我正在尝试将UTF-16文件转换为UTF-8文件(因为我使用的是显然不处理UTF-16文件的python csv模块)。然后我想分界这个UTF-8文件,这样我就可以使用简单的row.strip()方法将它导入到postgres表中。这个python文件看起来像:

with codecs.open(sourcefile, 'rU', 'UTF-16') as infile:
   with open(sourcefile + '.utf8', 'wb') as outfile:
       for line in infile:
           outfile.write(line.encode('utf8'))


with open(sourcefile + '.utf8', 'rb') as f:
    reader = csv.reader(f, delimiter=',')

    for row in reader:
        print row[1]

我无法分隔行,因为行似乎只有一个索引,而打印行[1]让我处于索引范围内 - 如何拆分此文件?

Excel行:

15,"1/2 TYPE A","98","MCDS, TX","XA","852","TX","955","148","HAPPY, TX",,"$0.00","0","0.00","$1,504","179","0.00%","100.00%","0"
32,"1/2 TYPE B","98","MCDS, MI","XA","252","MI","72","925","HAPPY, MI",,"$0.00","0","0.00","$2,504","225","0.00%","100.00%","0"
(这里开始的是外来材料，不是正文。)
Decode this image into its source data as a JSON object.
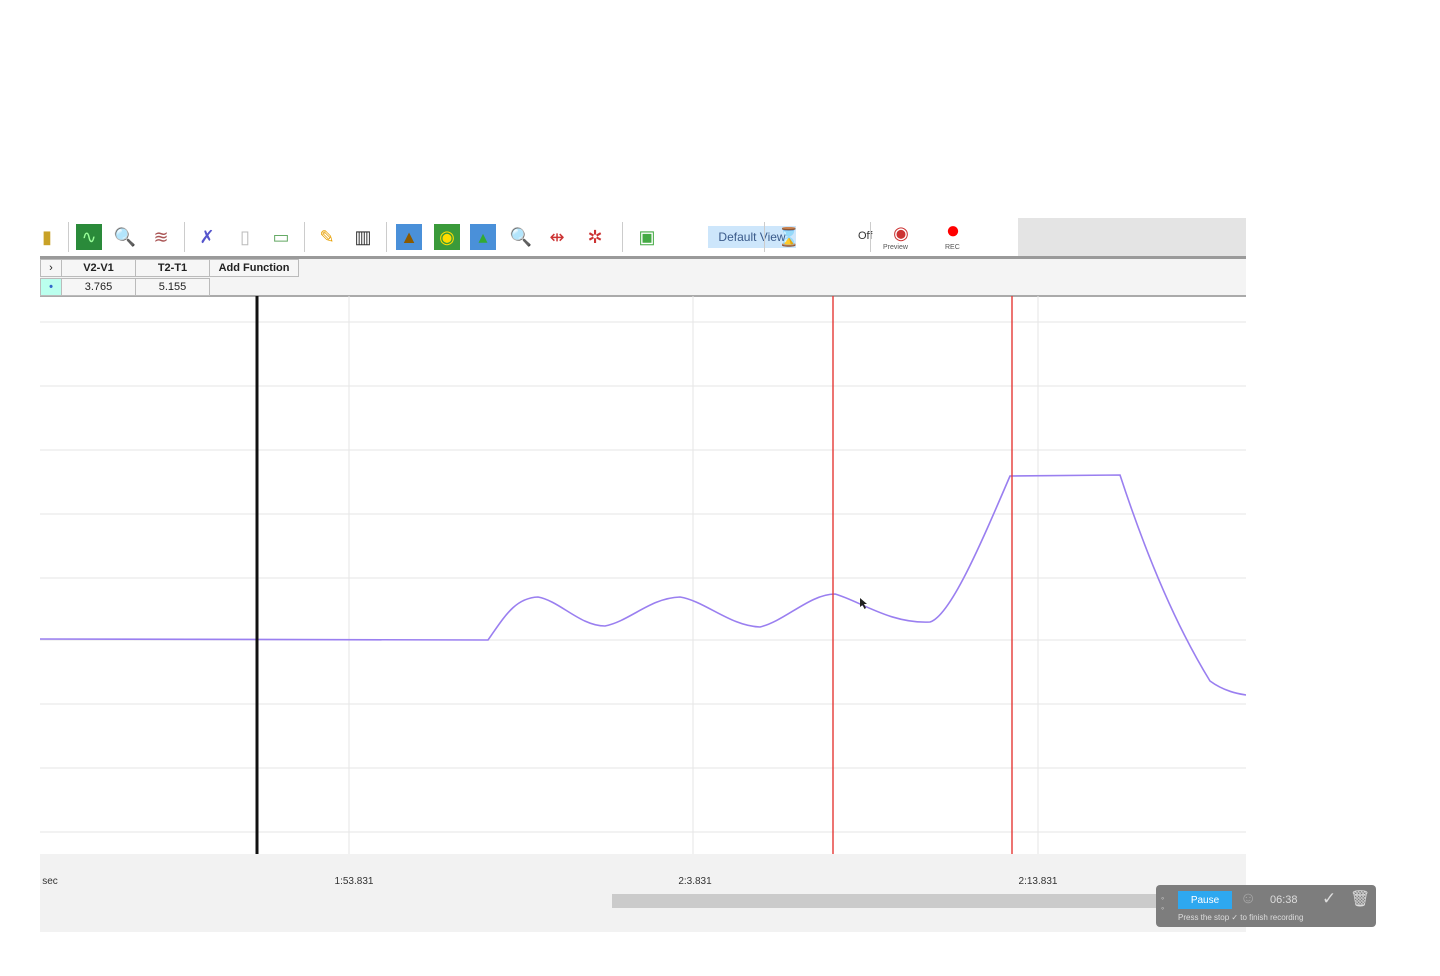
{
  "toolbar": {
    "default_view": "Default View",
    "off": "Off",
    "preview": "Preview",
    "rec": "REC",
    "rec_color": "#ff0000"
  },
  "measure": {
    "headers": [
      "V2-V1",
      "T2-T1",
      "Add Function"
    ],
    "values": [
      "3.765",
      "5.155"
    ]
  },
  "axis": {
    "unit": "sec",
    "ticks": [
      "1:53.831",
      "2:3.831",
      "2:13.831"
    ]
  },
  "recorder": {
    "pause": "Pause",
    "time": "06:38",
    "hint": "Press the stop ✓ to finish recording"
  },
  "colors": {
    "signal": "#9a7ff0",
    "cursor": "#e53935",
    "marker": "#111111"
  }
}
我很抱歉没有描述性。基本上输入文件是UTF-16文件。我以前用excel打开文件,将一列分成多列,分隔符为','并将其另存为csv文件。然后我通过python脚本运行该操作的csv文件,该脚本能够读取csv文件并剥离行并将数据导入postgres数据库。
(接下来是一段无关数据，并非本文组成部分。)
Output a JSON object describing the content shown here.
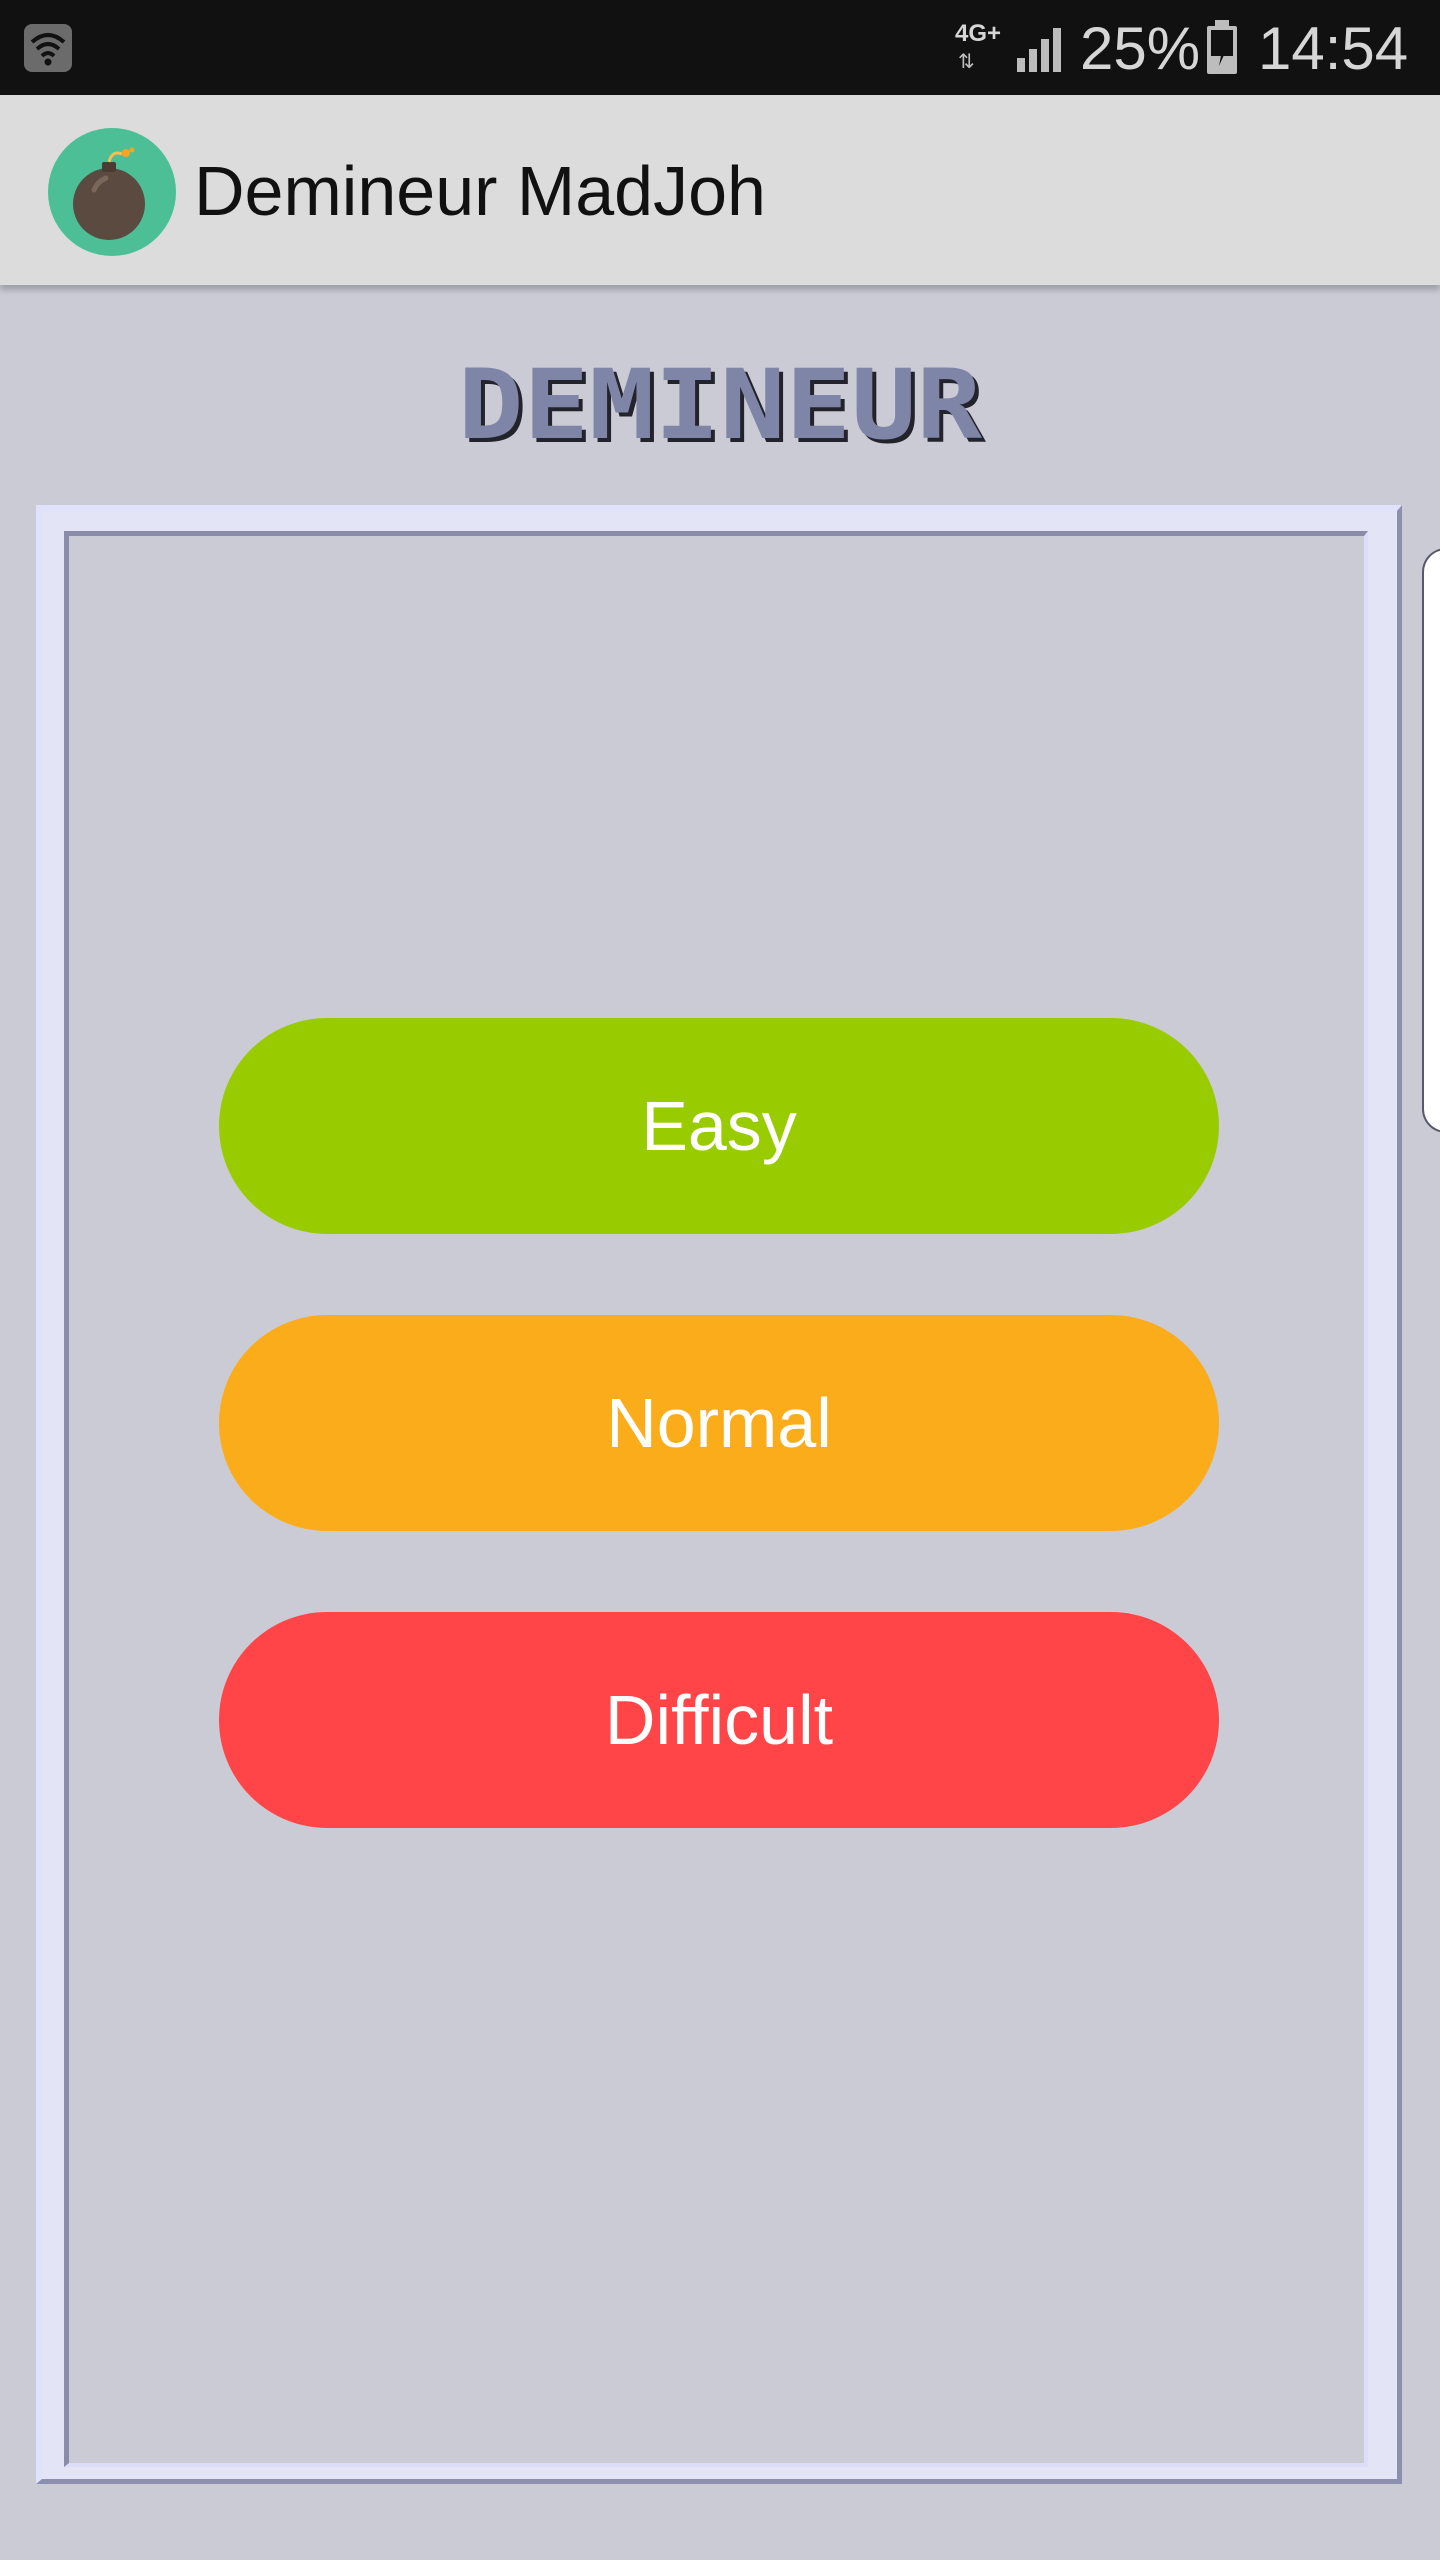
{
  "status_bar": {
    "wifi_icon": "wifi-icon",
    "network_type": "4G+",
    "network_arrows": "⇅",
    "signal_icon": "signal-icon",
    "battery_percent": "25%",
    "battery_icon": "battery-charging-icon",
    "time": "14:54"
  },
  "app_bar": {
    "icon": "bomb-icon",
    "title": "Demineur MadJoh"
  },
  "game": {
    "title": "DEMINEUR",
    "buttons": {
      "easy": "Easy",
      "normal": "Normal",
      "difficult": "Difficult"
    }
  },
  "colors": {
    "status_bar_bg": "#111111",
    "app_bar_bg": "#dcdcdc",
    "content_bg": "#cbcbd5",
    "app_icon_circle": "#4cbf97",
    "bomb": "#5b4a3f",
    "title_fill": "#7f85a7",
    "title_shadow": "#23232b",
    "easy": "#99cc00",
    "normal": "#fbac1a",
    "difficult": "#ff4548"
  }
}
python脚本的原始导入部分(当我用分隔符','分开时)看起来像这样(简化版):

 for row in reader:
    arg = {
            'item_number': row[0].strip(),
            'item_size': row[1].strip(),
            'description': row[2].strip(),
            #etc...
        }
        cur.execute(
            """INSERT INTO 
            "Sales"("ITEM_NUMBER","ITEM_SIZE","DESCRIPTION"")
             select
                %(item_number)s, 
                %(item_size)s )
                %(description);""", arg)

但是,我现在希望能够使用我的python脚本简单地运行UTF-16文件以将数据导入到postgres中,因此我不必在excel中打开该文件。我想通过将文件转换为UTF-8文件然后以某种方式剥离每一行并将其导入我的数据库来实现。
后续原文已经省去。